We are facing “an end to modern medicine as we know it” if current trends continue. That’s the diagnosis of World Health Organization Director General Margaret Chan. “Things as common as strep throat or a child’s scratched knee could once again kill,” she warned in March in a speech in Denmark.
Why the crisis? The world is quickly running out of antibiotics. Bacteria resistant to nearly all known antibiotics are multiplying. Few new antibiotics seem forthcoming. “In terms of new replacement antibiotics, the pipeline is virtually dry,” warned Dr. Chan. “The cupboard is nearly bare.”
Some of these antibiotic-resistant diseases kill half of all people they infect.
How did we reach this point?
Eighty percent of American antibiotics are used not to treat humans, but farm animals. Why? Antibiotics encourage animals to grow faster, and they suppress diseases.

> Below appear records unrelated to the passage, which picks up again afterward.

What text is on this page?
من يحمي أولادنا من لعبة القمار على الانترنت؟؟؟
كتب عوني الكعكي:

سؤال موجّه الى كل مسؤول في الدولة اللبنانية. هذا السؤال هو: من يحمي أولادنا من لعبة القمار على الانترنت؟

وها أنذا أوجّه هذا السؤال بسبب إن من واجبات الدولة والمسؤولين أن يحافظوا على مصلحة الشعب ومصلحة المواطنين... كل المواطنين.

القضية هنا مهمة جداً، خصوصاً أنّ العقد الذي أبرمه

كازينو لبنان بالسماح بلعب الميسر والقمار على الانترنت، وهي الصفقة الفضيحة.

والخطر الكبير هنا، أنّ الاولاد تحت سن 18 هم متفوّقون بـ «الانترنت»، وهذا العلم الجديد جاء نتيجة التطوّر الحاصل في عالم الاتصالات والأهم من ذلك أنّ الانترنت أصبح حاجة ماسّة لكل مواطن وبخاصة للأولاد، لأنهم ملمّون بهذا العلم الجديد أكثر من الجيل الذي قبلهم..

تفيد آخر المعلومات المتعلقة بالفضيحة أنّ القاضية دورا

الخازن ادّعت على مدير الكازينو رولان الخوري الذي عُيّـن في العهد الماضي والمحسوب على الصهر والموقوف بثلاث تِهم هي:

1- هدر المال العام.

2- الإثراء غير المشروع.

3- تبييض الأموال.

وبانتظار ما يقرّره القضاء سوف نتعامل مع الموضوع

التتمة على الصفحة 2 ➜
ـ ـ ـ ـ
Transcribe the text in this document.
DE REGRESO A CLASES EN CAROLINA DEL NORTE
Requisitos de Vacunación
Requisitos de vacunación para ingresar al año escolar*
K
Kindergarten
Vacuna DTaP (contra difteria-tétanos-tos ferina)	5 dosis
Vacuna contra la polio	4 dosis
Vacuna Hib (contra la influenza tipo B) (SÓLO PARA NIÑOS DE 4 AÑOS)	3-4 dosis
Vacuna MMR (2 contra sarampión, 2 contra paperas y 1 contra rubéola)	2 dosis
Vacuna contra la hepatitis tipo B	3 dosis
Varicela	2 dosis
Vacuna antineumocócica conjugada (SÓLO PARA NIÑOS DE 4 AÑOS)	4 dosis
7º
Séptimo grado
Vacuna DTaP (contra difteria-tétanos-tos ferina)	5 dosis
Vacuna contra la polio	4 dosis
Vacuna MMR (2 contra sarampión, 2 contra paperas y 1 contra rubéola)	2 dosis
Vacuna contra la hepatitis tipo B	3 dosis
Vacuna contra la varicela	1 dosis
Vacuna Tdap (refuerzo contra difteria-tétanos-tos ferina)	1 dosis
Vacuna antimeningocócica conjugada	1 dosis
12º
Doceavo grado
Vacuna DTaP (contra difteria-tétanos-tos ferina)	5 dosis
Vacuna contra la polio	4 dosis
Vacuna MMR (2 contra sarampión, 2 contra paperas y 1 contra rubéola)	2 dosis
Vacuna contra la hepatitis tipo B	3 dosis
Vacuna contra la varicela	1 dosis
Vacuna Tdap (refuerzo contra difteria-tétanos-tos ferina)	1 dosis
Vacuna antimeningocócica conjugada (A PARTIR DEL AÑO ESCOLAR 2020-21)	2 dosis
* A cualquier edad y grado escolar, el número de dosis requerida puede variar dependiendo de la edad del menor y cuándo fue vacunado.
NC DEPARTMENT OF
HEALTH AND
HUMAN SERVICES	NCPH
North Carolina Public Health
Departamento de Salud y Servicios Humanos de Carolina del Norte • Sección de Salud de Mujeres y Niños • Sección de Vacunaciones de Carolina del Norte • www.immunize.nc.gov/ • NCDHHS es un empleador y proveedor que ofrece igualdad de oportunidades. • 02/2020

In mass-scale industrial food production, animals are commonly fed the wrong food and crammed into unsanitary living conditions, so they get sick easily. Recognizing this problem, farmers and meat-packers, rather than addressing the cause and improving the conditions, simply dose their animals with antibiotics.
Scientists have warned for decades that this practice—a constant low dose of antibiotics in a large number of animals—creates exactly the environment you would need if you were deliberately trying to breed antibiotic-resistant superbugs.
Last year, the Arizona-based Translational Genomics Research Institute tested 136 samples of meat from 26 grocery shops and found high levels of Staphylococcus aureus. Ninety-six percent of the staph bacteria was resistant to at least one type of antibiotic. Fifty-two percent of it was resistant to at least three types.
“This is one more reason to be very careful when you’re handling raw meat and poultry in the kitchen,” warned the head researcher on the study, Dr. Lance Price. “You can cook away these bacteria. But the problem is when you bring in that raw product, you almost inevitably contaminate your kitchen with these bacteria.”
The Food and Drug Administration has acknowledged that routinely feeding antibiotics to animals is dangerous, but it has done little to change the practice. In March, a U.S. district court judge ordered the fda to do more. But if the fda restricts or bans the use of antibiotics to stimulate growth (like the European Union already has), the food industry still has to find a way to prevent disease.
“The media’s coverage of the decision has focused on the use of antibiotics for growth promotion,” writes the Atlantic. “While ending these uses would be an important step, it would not be sufficient to end the misuse of antibiotics in industrial food animal production. As long as low doses of antibiotics may be continuously fed to food animals to prevent disease, the industrial operations that produce the majority of food animals in this country will continue to serve as giant incubators for antibiotic-resistant bacteria” (March 30).
But that’s a problem we refuse to confront. The quick fix is far too easy.
Sadly, we often take the same approach in our own lives: We ignore the cause and pop the pill—because it’s easier.
Prof. Sarah Harper, director of the Oxford Institute of Population Aging, warned in March that she saw a future where drugs tackled the symptoms and the original problem was left untouched. That future, in fact, is already here.
Professor Harper contrasted the way governments confront smoking with the way they address obesity—two “lifestyle epidemics.” Smoking-related deaths have fallen as public health initiatives persuade people to stop smoking, dealing with the cause. Deaths related to obesity also appear to be falling, yet obesity rates are rising. Why? In this case, rather than making lifestyle changes, many people are treating obesity with drugs.
“[W]e’re moving to a culture where rather than having healthy lifestyles, we actually can, if you like, pop a pill,” she said. “We have to ask if we wish our future to be one where individuals at increasingly younger ages pop pills rather than eat healthily, stop smoking, reduce alcohol, and take up exercise.”
More and more, the answer seems to be yes. It’s so much easier to take a pill than to change your life. But this refusal to confront the causes of the problem takes its toll.
Fixing the Cause
The fact is, there is no such thing as a quick fix. You may be able to ignore the problem and cover up one symptom with drugs—for a time. But just listen to the end of the television commercial for all the nasty side effects along the way. Then realize that using these drugs is actually breeding sicknesses that can withstand them.
The real solution is always to correct the cause of the problem. To survive, smokers have to stop smoking. To get rid of sickness, we have to keep health laws like nutritious diet, cleanliness and hygiene, sunshine and fresh air, exercise, plenty of rest, avoiding injury, and keeping a positive mental attitude. Addressing the cause of sickness and disease is no quick fix—but it has no side effects!